Les riverains réclament des mesures d’ accompagnement, voire un Plan Marshall



Abdelouafi Laftit Le projet sert l’intérêt du pays et nous sommes prêts à travailler la main dans la main avec les natifs de la région

La légalisation du cannabis suscite appréhension et explication
«Nous sommes pour une loi légalisant l’usage thérapeutique du cannabis. Mais, nous aspirons à plus. Nous demandons un plan Marshall pour la région afin d’effacer les séquelles de 60 années d’exclusion et de précarité ». C’est en substance le message adressé par « la Coordination des gens du pays du kif (Senhaja et Ghomara) » aux groupes parlementaires à propos du projet de loi n°13.21 portant usages licites du cannabis.

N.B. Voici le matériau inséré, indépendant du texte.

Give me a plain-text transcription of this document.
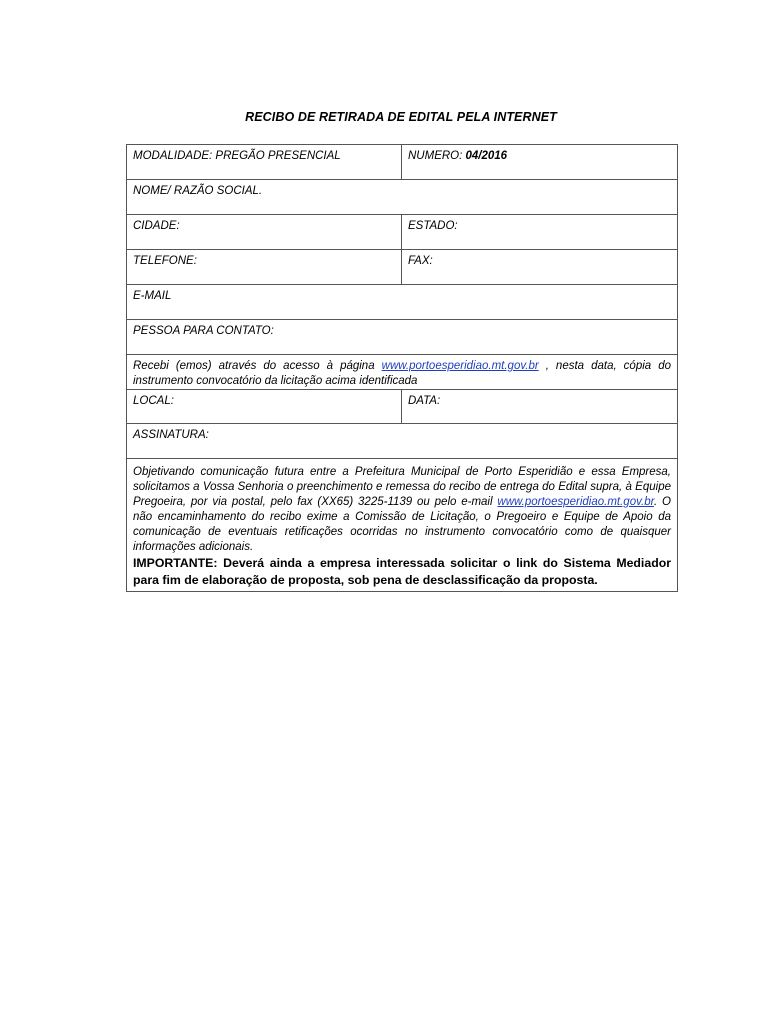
RECIBO DE RETIRADA DE EDITAL PELA INTERNET
MODALIDADE: PREGÃO PRESENCIAL	NUMERO: 04/2016
NOME/ RAZÃO SOCIAL.	
CIDADE:	ESTADO:
TELEFONE:	FAX:
E-MAIL	
PESSOA PARA CONTATO:	
Recebi (emos) através do acesso à página www.portoesperidiao.mt.gov.br , nesta data, cópia do instrumento convocatório da licitação acima identificada	
LOCAL:	DATA:
ASSINATURA:	
Objetivando comunicação futura entre a Prefeitura Municipal de Porto Esperidião e essa Empresa, solicitamos a Vossa Senhoria o preenchimento e remessa do recibo de entrega do Edital supra, à Equipe Pregoeira, por via postal, pelo fax (XX65) 3225-1139 ou pelo e-mail www.portoesperidiao.mt.gov.br. O não encaminhamento do recibo exime a Comissão de Licitação, o Pregoeiro e Equipe de Apoio da comunicação de eventuais retificações ocorridas no instrumento convocatório como de quaisquer informações adicionais.
IMPORTANTE: Deverá ainda a empresa interessada solicitar o link do Sistema Mediador para fim de elaboração de proposta, sob pena de desclassificação da proposta.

Selon Adardak Charif, président de la Confédération des associations des Senhaja du Rif pour le développement, si la promulgation d’une loi sur le cannabis est une mesure louable et fortement attendue, il reste nécessaire que sa mise en application soit accompagnée par des mesures politiques, sociales et économiques. « L’Etat ne peut pas faire table rase des problèmes qui ont été accumulés durant plus de 60 ans. Il faut une réconciliation avec le passé », nous a-t-il confié. Et de préciser : « En effet, et tout au long de cette période, les cultivateurs du cannabis ont été les premières victimes des barons de la drogue qui ont bien profité de la situation au détriment de ces cultivateurs dont le revenu annuel ne dépasse pas les trente mille dirhams. Une aberration dans une région où le niveau de vie est très élevé et où, de surcrôit, ces producteurs sont contraints d’offrir des pots-de-vin ».

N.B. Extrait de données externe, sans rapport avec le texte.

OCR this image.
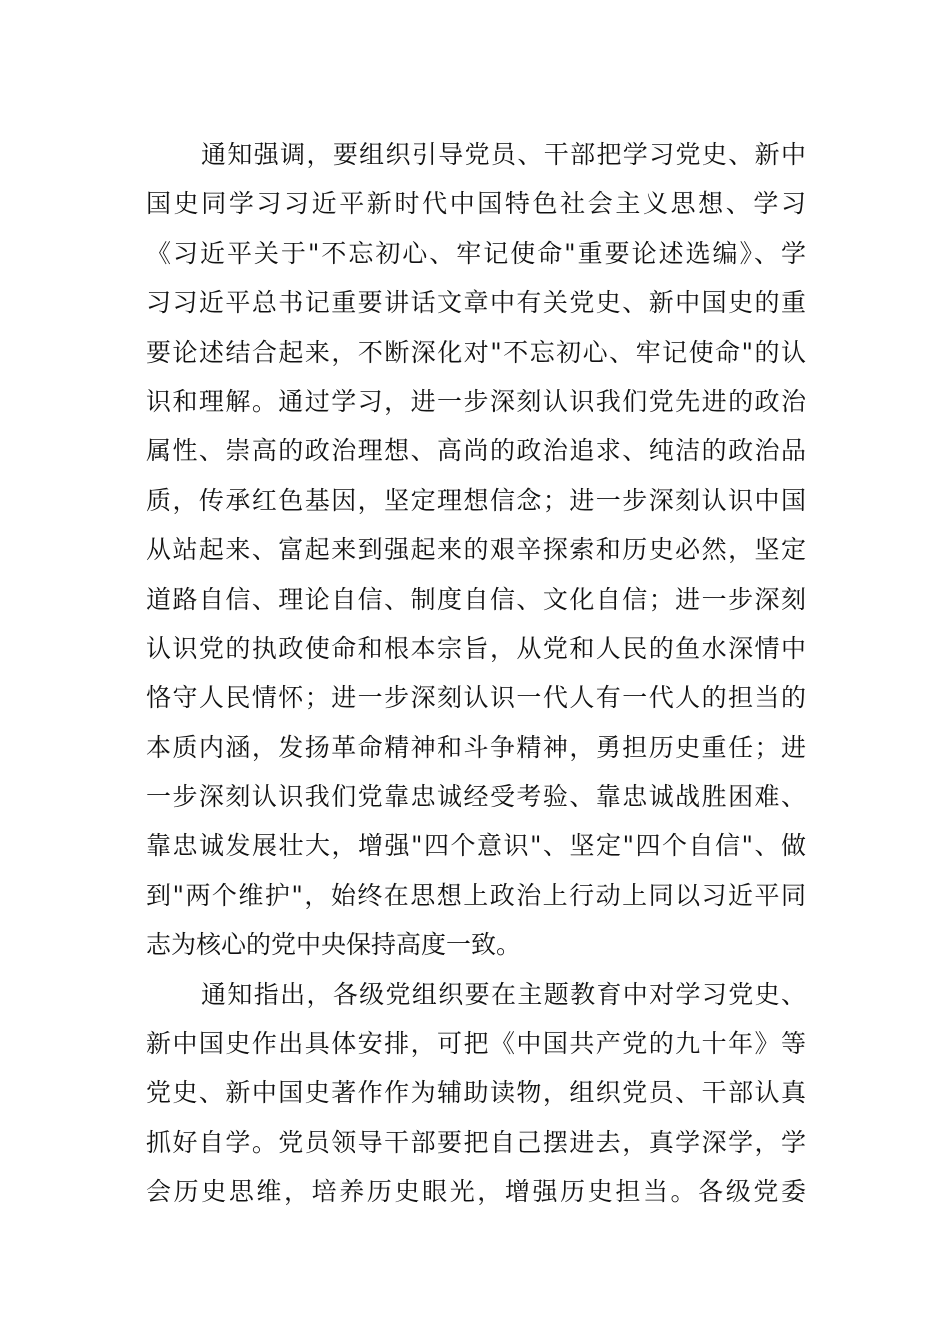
通知强调，要组织引导党员、干部把学习党史、新中
国史同学习习近平新时代中国特色社会主义思想、学习
《习近平关于"不忘初心、牢记使命"重要论述选编》、学
习习近平总书记重要讲话文章中有关党史、新中国史的重
要论述结合起来，不断深化对"不忘初心、牢记使命"的认
识和理解。通过学习，进一步深刻认识我们党先进的政治
属性、崇高的政治理想、高尚的政治追求、纯洁的政治品
质，传承红色基因，坚定理想信念；进一步深刻认识中国
从站起来、富起来到强起来的艰辛探索和历史必然，坚定
道路自信、理论自信、制度自信、文化自信；进一步深刻
认识党的执政使命和根本宗旨，从党和人民的鱼水深情中
恪守人民情怀；进一步深刻认识一代人有一代人的担当的
本质内涵，发扬革命精神和斗争精神，勇担历史重任；进
一步深刻认识我们党靠忠诚经受考验、靠忠诚战胜困难、
靠忠诚发展壮大，增强"四个意识"、坚定"四个自信"、做
到"两个维护"，始终在思想上政治上行动上同以习近平同
志为核心的党中央保持高度一致。
通知指出，各级党组织要在主题教育中对学习党史、
新中国史作出具体安排，可把《中国共产党的九十年》等
党史、新中国史著作作为辅助读物，组织党员、干部认真
抓好自学。党员领导干部要把自己摆进去，真学深学，学
会历史思维，培养历史眼光，增强历史担当。各级党委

Pour notre interlocuteur et les autres ONG regroupées au sein de la Coordination, la région a besoin d’une réparation collective qui ne doit pas être sous forme d’indemnités monétaires, mais plutôt sous forme d’un grand projet à l’instar du plan Marshall apte à faire sortir la région de la précarité. « Notre région est privée d’infrastructures roturières, sanitaires, scolaires, culturelles et enregistre des taux élevés de chômage et de pauvreté. Notamment au cours de ces dernières années où les cultivateurs n’ont pas pu commercialiser leurs récoltes du cannabis. Ce qui a poussé une grande partie de la population locale à chercher de nouvelles perspectives à Tanger, Tétouan, Fès et autres», nous a-til indiqué. Et de poursuivre : « D’autant plus que notre région connaît une destruction systématique de son patrimoine architectural et de ses ressources naturelles (les forêts de cèdre, les eaux souterraines,…). Pis, la région connaît également une invasion des semences hybrides qui ont pris la place de celles traditionnelles alors que ces semences hybrides vendues à 12 DH la graine représentent une vraie menace pour l’environnement et pour la santé des consommateurs du kif ».

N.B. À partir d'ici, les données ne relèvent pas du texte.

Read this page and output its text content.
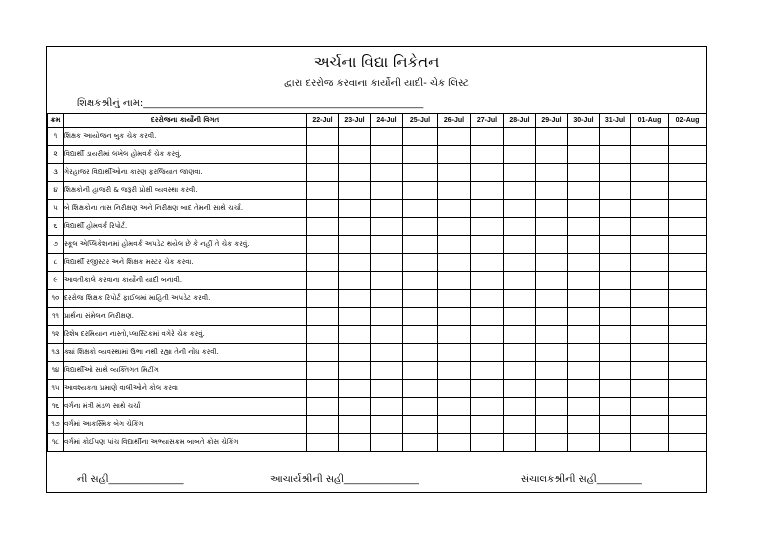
અર્ચના વિદ્યા નિકેતન
દ્વારા દરરોજ કરવાના કાર્યોની યાદી- ચેક લિસ્ટ
શિક્ષકશ્રીનું નામ:________________________________________________________
ક્રમ	દરરોજના કાર્યોની વિગત	22-Jul	23-Jul	24-Jul	25-Jul	26-Jul	27-Jul	28-Jul	29-Jul	30-Jul	31-Jul	01-Aug	02-Aug
૧	શિક્ષક આયોજન બુક ચેક કરવી.												
૨	વિદ્યાર્થી ડાયરીમાં લખેલ હોમવર્ક ચેક કરવું.												
૩	ગેરહાજર વિદ્યાર્થીઓના કારણ ફરજિયાત જાણવા.												
૪	શિક્ષકોની હાજરી & જરૂરી પ્રોક્ષી વ્યવસ્થા કરવી.												
૫	બે શિક્ષકોના તાસ નિરીક્ષણ અને નિરીક્ષણ બાદ તેમની સાથે ચર્ચા.												
૬	વિદ્યાર્થી હોમવર્ક રિપોર્ટ.												
૭	સ્કૂલ એપ્લિકેશનમાં હોમવર્ક અપડેટ થયેલ છે કે નહીં તે ચેક કરવું.												
૮	વિદ્યાર્થી રજીસ્ટર અને શિક્ષક મસ્ટર ચેક કરવા.												
૯	આવતીકાલે કરવાના કાર્યોની યાદી બનાવી.												
૧૦	દરરોજ શિક્ષક રિપોર્ટ ફાઈલમાં માહિતી અપડેટ કરવી.												
૧૧	પ્રાર્થના સંમેલન નિરીક્ષણ.												
૧૨	રિશેષ દરમિયાન નાસ્તો,પ્લાસ્ટિકમાં વગેરે ચેક કરવું.												
૧૩	ક્યાં શિક્ષકો વ્યવસ્થામાં ઉભા નથી રહ્યા તેની નોંધ કરવી.												
૧૪	વિદ્યાર્થીઓ સાથે વ્યક્તિગત મિટીંગ												
૧૫	આવશ્યકતા પ્રમાણે વાલીઓને કોલ કરવા												
૧૬	વર્ગના મંત્રી મંડળ સાથે ચર્ચા												
૧૭	વર્ગમાં આકસ્મિક બેગ ચેકિંગ												
૧૮	વર્ગમાં કોઈપણ પાંચ વિદ્યાર્થીના અભ્યાસક્રમ બાબતે ક્રોસ ચેકિંગ												
ની સહી_______________	આચાર્યશ્રીની સહી_______________	સંચાલકશ્રીની સહી_________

Si les membres de « la Coordination des gens du pays du kif (Senhaja et Ghomara) » considèrent l’adoption du projet de loi n°13.21 comme une bonne nouvelle, d’autant que ce projet a été confié au ministère de l’Intérieur afin d’éviter une politisation de ce dossier, il n’en demeure pas moins qu’ils estiment que ce projet a été préparé dans un temps record. « Pour nous, deux années de préparation ne sont pas suffisantes pour répondre à un problème qui dure depuis 60 ans. D’autant qu’on a observé un retournement de veste de la part de certaines parties. Ce changement de position concernant la question de la légalisation de l’usage thérapeutique du cannabis, surtout, nous interpelle», nous a-t-il révélé. Et d’ajouter : « En fait, nous nous demandons comment ces parties qui ont été foncièrement contre toute légalisation, sont aujourd’hui les premières à la réclamer en considérant le cannabis comme un levier de développement pour la région. C’est le cas par exemple de l’Agence de développement du Nord qui s’est toujours opposée à toute légalisation comme en témoignent plusieurs de ses communiqués avant de faire volte-face ».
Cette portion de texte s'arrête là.